Le Conseil européen de la Recherche se justifierait avant tout par sa volonté de maintenir un certain équilibre, conforme au génie européen, entre les diverses branches de la recherche : sciences physiques, mathématiques, technologie, sciences économiques, sociologie, biologie, génétique, médecine, philosophie, éducation, droit international, histoire, arts, archéologie et ethnographie, anthropologie, etc. de manière à éviter, entre autres, le double danger d’une insistance exclusive sur les sciences physiques et la technique, le Laboratoire, ou d’une persistance à cultiver surtout les valeurs du Musée européen.

Un second avantage du Conseil serait d’éliminer l’amateurisme qui menace parfois de caractériser les suggestions et les méthodes de comités trop mixtes dans leur composition. Je rappelle la difficulté d’une connaissance sérieuse de la conjoncture culturelle, et que la bonne volonté n’y suffit plus. La fonction du mécène est devenue collective ; elle relève de la science et non plus de hobbies ; elle est devenue part intégrante de la stratégie à long terme de notre monde occidental.

Il faut donc établir en Europe une politique de la culture et des recherches, dominée par des vues d’ensemble et tenant compte d’études conjoncturelles, dont j’ai dit que les départements spécialisés des Fondations américaines peuvent donner une première idée — à repenser dans le contexte européen.
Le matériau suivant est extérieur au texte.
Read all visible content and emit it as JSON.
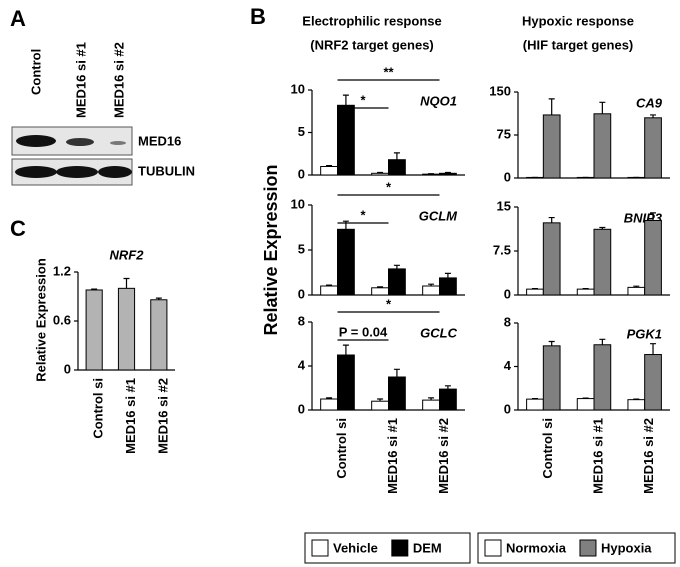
{
  "panel_labels": [
    "A",
    "B",
    "C"
  ],
  "blot": {
    "lanes": [
      "Control",
      "MED16 si #1",
      "MED16 si #2"
    ],
    "rows": [
      "MED16",
      "TUBULIN"
    ]
  },
  "panel_b": {
    "titles": [
      [
        "Electrophilic response",
        "(NRF2 target genes)"
      ],
      [
        "Hypoxic response",
        "(HIF target genes)"
      ]
    ],
    "y_label": "Relative Expression"
  },
  "chart_data": [
    {
      "type": "bar",
      "title": "NQO1",
      "ylim": [
        0,
        10
      ],
      "yticks": [
        0,
        5,
        10
      ],
      "annotations": [
        "*",
        "**"
      ],
      "series": [
        {
          "name": "Vehicle",
          "color": "#ffffff",
          "values": [
            1.0,
            0.2,
            0.1
          ],
          "errors": [
            0.1,
            0.1,
            0.05
          ]
        },
        {
          "name": "DEM",
          "color": "#000000",
          "values": [
            8.2,
            1.8,
            0.2
          ],
          "errors": [
            1.2,
            0.8,
            0.1
          ]
        }
      ]
    },
    {
      "type": "bar",
      "title": "GCLM",
      "ylim": [
        0,
        10
      ],
      "yticks": [
        0,
        5,
        10
      ],
      "annotations": [
        "*",
        "*"
      ],
      "series": [
        {
          "color": "#ffffff",
          "values": [
            1.0,
            0.8,
            1.0
          ],
          "errors": [
            0.1,
            0.1,
            0.2
          ]
        },
        {
          "color": "#000000",
          "values": [
            7.3,
            2.9,
            1.9
          ],
          "errors": [
            0.9,
            0.4,
            0.5
          ]
        }
      ]
    },
    {
      "type": "bar",
      "title": "GCLC",
      "ylim": [
        0,
        8
      ],
      "yticks": [
        0,
        4,
        8
      ],
      "annotations": [
        "P = 0.04",
        "*"
      ],
      "categories": [
        "Control si",
        "MED16 si #1",
        "MED16 si #2"
      ],
      "series": [
        {
          "color": "#ffffff",
          "values": [
            1.0,
            0.8,
            0.9
          ],
          "errors": [
            0.1,
            0.2,
            0.2
          ]
        },
        {
          "color": "#000000",
          "values": [
            5.0,
            3.0,
            1.9
          ],
          "errors": [
            0.9,
            0.7,
            0.3
          ]
        }
      ]
    },
    {
      "type": "bar",
      "title": "CA9",
      "ylim": [
        0,
        150
      ],
      "yticks": [
        0,
        75,
        150
      ],
      "series": [
        {
          "name": "Normoxia",
          "color": "#ffffff",
          "values": [
            1,
            1,
            1
          ],
          "errors": [
            0,
            0,
            0
          ]
        },
        {
          "name": "Hypoxia",
          "color": "#808080",
          "values": [
            110,
            112,
            105
          ],
          "errors": [
            28,
            20,
            5
          ]
        }
      ]
    },
    {
      "type": "bar",
      "title": "BNIP3",
      "ylim": [
        0,
        15
      ],
      "yticks": [
        0,
        7.5,
        15
      ],
      "series": [
        {
          "color": "#ffffff",
          "values": [
            1.0,
            1.0,
            1.3
          ],
          "errors": [
            0.1,
            0.1,
            0.2
          ]
        },
        {
          "color": "#808080",
          "values": [
            12.3,
            11.2,
            12.7
          ],
          "errors": [
            0.9,
            0.3,
            1.3
          ]
        }
      ]
    },
    {
      "type": "bar",
      "title": "PGK1",
      "ylim": [
        0,
        8
      ],
      "yticks": [
        0,
        4,
        8
      ],
      "categories": [
        "Control si",
        "MED16 si #1",
        "MED16 si #2"
      ],
      "series": [
        {
          "color": "#ffffff",
          "values": [
            1.0,
            1.05,
            0.95
          ],
          "errors": [
            0.05,
            0.05,
            0.05
          ]
        },
        {
          "color": "#808080",
          "values": [
            5.9,
            6.0,
            5.1
          ],
          "errors": [
            0.4,
            0.5,
            1.0
          ]
        }
      ]
    },
    {
      "type": "bar",
      "title": "NRF2",
      "y_label": "Relative Expression",
      "ylim": [
        0,
        1.2
      ],
      "yticks": [
        0,
        0.6,
        1.2
      ],
      "categories": [
        "Control si",
        "MED16 si #1",
        "MED16 si #2"
      ],
      "series": [
        {
          "color": "#b3b3b3",
          "values": [
            0.98,
            1.0,
            0.86
          ],
          "errors": [
            0.01,
            0.12,
            0.02
          ]
        }
      ]
    }
  ]
}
Mais pour qu’une politique de ce genre porte effet, il faut absolument que les responsables de notre vie économique et politique saisissent la réalité du xxe siècle : c’est le pool des cerveaux qui fera marcher les autres, et l’Europe gagnera la maîtrise de la paix si elle se décide enfin à soutenir puissamment la culture, son meilleur atout.